Corby initially argued that she was injured when Robert, who himself experienced significant COVID-19 symptoms from the virus, was infected at work and then transmitted the virus to her. That argument was quickly rejected as being precluded by the Worker’s Compensation Act. Then, in a clear attempt to circumvent the exclusive remedy doctrine, the Kuciembas amended the complaint to allege that Corby was not necessarily infected through direct contact with her husband, but probably through contact with her husband’s clothes, personal belongings, or body. As such, they argued, Corby’s injury was not “collateral or derivative” of her husband’s injury, but rather a direct injury to her body because of Victory’s negligence in allowing her husband to bring the virus home, regardless of whether he contracted COVID-19. The Kuciembas argued that Victory owed a duty to all members of its employees’ households to protect them from an easily transmissible pathogen in the same way an employer who works with asbestos owes a duty to non-employees to prevent exposure to asbestos fibers.
Fortunately, in what might feel like a rare win for California employers, the judge disagreed. While the court’s ruling is quite succinct, at less than a page in length, it does provide some insights into how a court might address the legal issues underlying claims against California employers for secondary exposure to the coronavirus.
First, the judge reiterated that exposure to the coronavirus through direct contact with one’s spouse is clearly barred by the “exclusive remedy provisions” of California’s worker’s compensation statutes.
Second, the court rejected, albeit without substantive explanation, the plaintiffs’ “take-home” theory of liability, namely that employers owe a duty to protect their employees’ families from exposure to the coronavirus akin to that imposed on employers whose businesses involve hazardous substances. California has previously extended an employer’s liability for harm caused by hazardous substances (such as asbestos) that escape from the employer’s property where the employer did not exercise reasonable care to keep the hazardous substances on-site. In this way, an employer may be held liable for injuries to members of an employee’s household, even if the household member never visited the workplace. However, perhaps recognizing the fundamental difference between a hazardous substance that is both deliberately used in business and is often traceable, and a highly contagious virus that did not originate at the workplace and could be contracted virtually anywhere, the court found the claim implausible.
In the most significant aspect of the holding, the court declared that an employer’s “duty to provide a safe workplace to its employees does not extend to nonemployees who, like Corby Kuciemba, contract a viral infection away from those premises.”

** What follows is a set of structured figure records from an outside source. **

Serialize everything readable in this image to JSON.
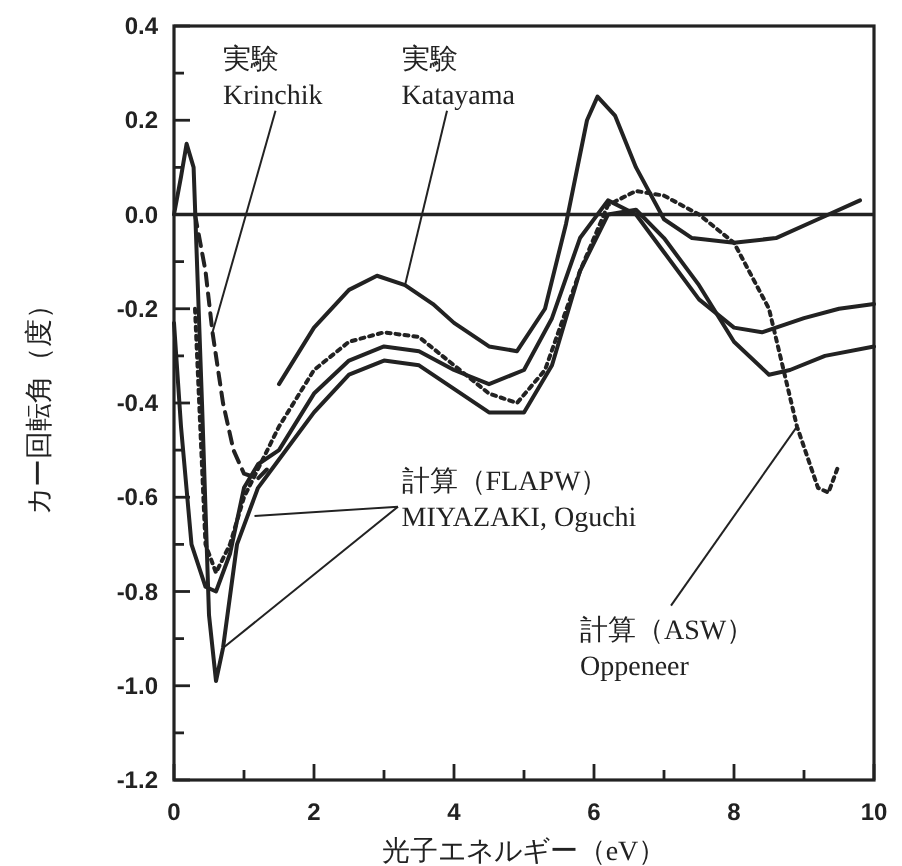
{
  "chart_data": {
    "type": "line",
    "xlabel": "光子エネルギー（eV）",
    "ylabel": "カー回転角（度）",
    "xlim": [
      0,
      10
    ],
    "ylim": [
      -1.2,
      0.4
    ],
    "xticks": [
      0,
      {
        "value": 1,
        "label": null
      },
      2,
      {
        "value": 3,
        "label": null
      },
      4,
      {
        "value": 5,
        "label": null
      },
      6,
      {
        "value": 7,
        "label": null
      },
      8,
      {
        "value": 9,
        "label": null
      },
      10
    ],
    "yticks": [
      0.4,
      {
        "value": 0.3,
        "label": null
      },
      0.2,
      {
        "value": 0.1,
        "label": null
      },
      {
        "value": 0,
        "label": "0.0"
      },
      {
        "value": -0.1,
        "label": null
      },
      -0.2,
      {
        "value": -0.3,
        "label": null
      },
      -0.4,
      {
        "value": -0.5,
        "label": null
      },
      -0.6,
      {
        "value": -0.7,
        "label": null
      },
      -0.8,
      {
        "value": -0.9,
        "label": null
      },
      {
        "value": -1,
        "label": "-1.0"
      },
      {
        "value": -1.1,
        "label": null
      },
      -1.2
    ],
    "grid": false,
    "marker": "none",
    "ref_lines": [
      {
        "axis": "y",
        "value": 0,
        "label": null,
        "color": "#222222",
        "line_style": "solid"
      }
    ],
    "series": [
      {
        "color": "#222222",
        "line_style": "dashed",
        "x": [
          0.3,
          0.45,
          0.55,
          0.7,
          0.85,
          1.0,
          1.2,
          1.4
        ],
        "values": [
          0.0,
          -0.12,
          -0.25,
          -0.4,
          -0.5,
          -0.55,
          -0.56,
          -0.53
        ]
      },
      {
        "color": "#222222",
        "line_style": "solid",
        "x": [
          1.5,
          2.0,
          2.5,
          2.9,
          3.3,
          3.7,
          4.0,
          4.5,
          4.9,
          5.3,
          5.6,
          5.9,
          6.05,
          6.3,
          6.6,
          7.0,
          7.4,
          8.0,
          8.6,
          9.2,
          9.8
        ],
        "values": [
          -0.36,
          -0.24,
          -0.16,
          -0.13,
          -0.15,
          -0.19,
          -0.23,
          -0.28,
          -0.29,
          -0.2,
          -0.02,
          0.2,
          0.25,
          0.21,
          0.1,
          -0.01,
          -0.05,
          -0.06,
          -0.05,
          -0.01,
          0.03
        ]
      },
      {
        "color": "#222222",
        "line_style": "solid",
        "x": [
          0,
          0.1,
          0.25,
          0.45,
          0.6,
          0.8,
          1.0,
          1.2,
          1.5,
          2.0,
          2.5,
          3.0,
          3.5,
          4.0,
          4.5,
          5.0,
          5.4,
          5.8,
          6.2,
          6.6,
          7.0,
          7.5,
          8.0,
          8.4,
          9.0,
          9.5,
          10.0
        ],
        "values": [
          -0.23,
          -0.45,
          -0.7,
          -0.79,
          -0.8,
          -0.72,
          -0.58,
          -0.53,
          -0.5,
          -0.38,
          -0.31,
          -0.28,
          -0.29,
          -0.33,
          -0.36,
          -0.33,
          -0.22,
          -0.05,
          0.03,
          0.0,
          -0.08,
          -0.18,
          -0.24,
          -0.25,
          -0.22,
          -0.2,
          -0.19
        ]
      },
      {
        "color": "#222222",
        "line_style": "solid",
        "x": [
          0,
          0.1,
          0.18,
          0.28,
          0.4,
          0.5,
          0.6,
          0.7,
          0.9,
          1.2,
          1.5,
          2.0,
          2.5,
          3.0,
          3.5,
          4.0,
          4.5,
          5.0,
          5.4,
          5.8,
          6.2,
          6.6,
          7.0,
          7.5,
          8.0,
          8.5,
          8.8,
          9.3,
          10.0
        ],
        "values": [
          0.0,
          0.08,
          0.15,
          0.1,
          -0.4,
          -0.85,
          -0.99,
          -0.92,
          -0.7,
          -0.58,
          -0.52,
          -0.42,
          -0.34,
          -0.31,
          -0.32,
          -0.37,
          -0.42,
          -0.42,
          -0.32,
          -0.12,
          0.0,
          0.01,
          -0.05,
          -0.15,
          -0.27,
          -0.34,
          -0.33,
          -0.3,
          -0.28
        ]
      },
      {
        "color": "#222222",
        "line_style": "dotted",
        "x": [
          0.3,
          0.45,
          0.6,
          0.8,
          1.0,
          1.5,
          2.0,
          2.5,
          3.0,
          3.5,
          4.0,
          4.5,
          4.9,
          5.3,
          5.8,
          6.2,
          6.6,
          7.0,
          7.5,
          8.0,
          8.5,
          8.9,
          9.2,
          9.35,
          9.5
        ],
        "values": [
          -0.2,
          -0.7,
          -0.76,
          -0.7,
          -0.6,
          -0.45,
          -0.33,
          -0.27,
          -0.25,
          -0.26,
          -0.32,
          -0.38,
          -0.4,
          -0.33,
          -0.12,
          0.02,
          0.05,
          0.04,
          0.0,
          -0.06,
          -0.2,
          -0.45,
          -0.58,
          -0.59,
          -0.53
        ]
      }
    ],
    "annotations": [
      {
        "text": "実験\nKrinchik",
        "x": 0.55,
        "y": -0.25
      },
      {
        "text": "実験\nKatayama",
        "x": 3.3,
        "y": -0.15
      },
      {
        "text": "計算（FLAPW）\nMIYAZAKI, Oguchi",
        "x": 0.7,
        "y": -0.92
      },
      {
        "text": "計算（ASW）\nOppeneer",
        "x": 8.9,
        "y": -0.45
      }
    ]
  }
}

It is important to note that this ruling came in a federal case and was decided at the trial court level on a motion to dismiss; therefore, it has minimal precedential value, especially in state court proceedings. Nevertheless, the court’s holding indicates that California employers may be protected by their worker’s compensation policy against civil liability for claims brought by members of their employees’ households for COVID-19 infections, even with the presumption that the source of those infections is the workplace. The holding also suggests that an employer’s sole duty regarding coronavirus prevention is owed to their employees while on workplace premises. Until a California state court makes a similar ruling, no one is out of the woods; but, for now, California employers facing nonemployee COVID-19 claims have reason to be cautiously optimistic.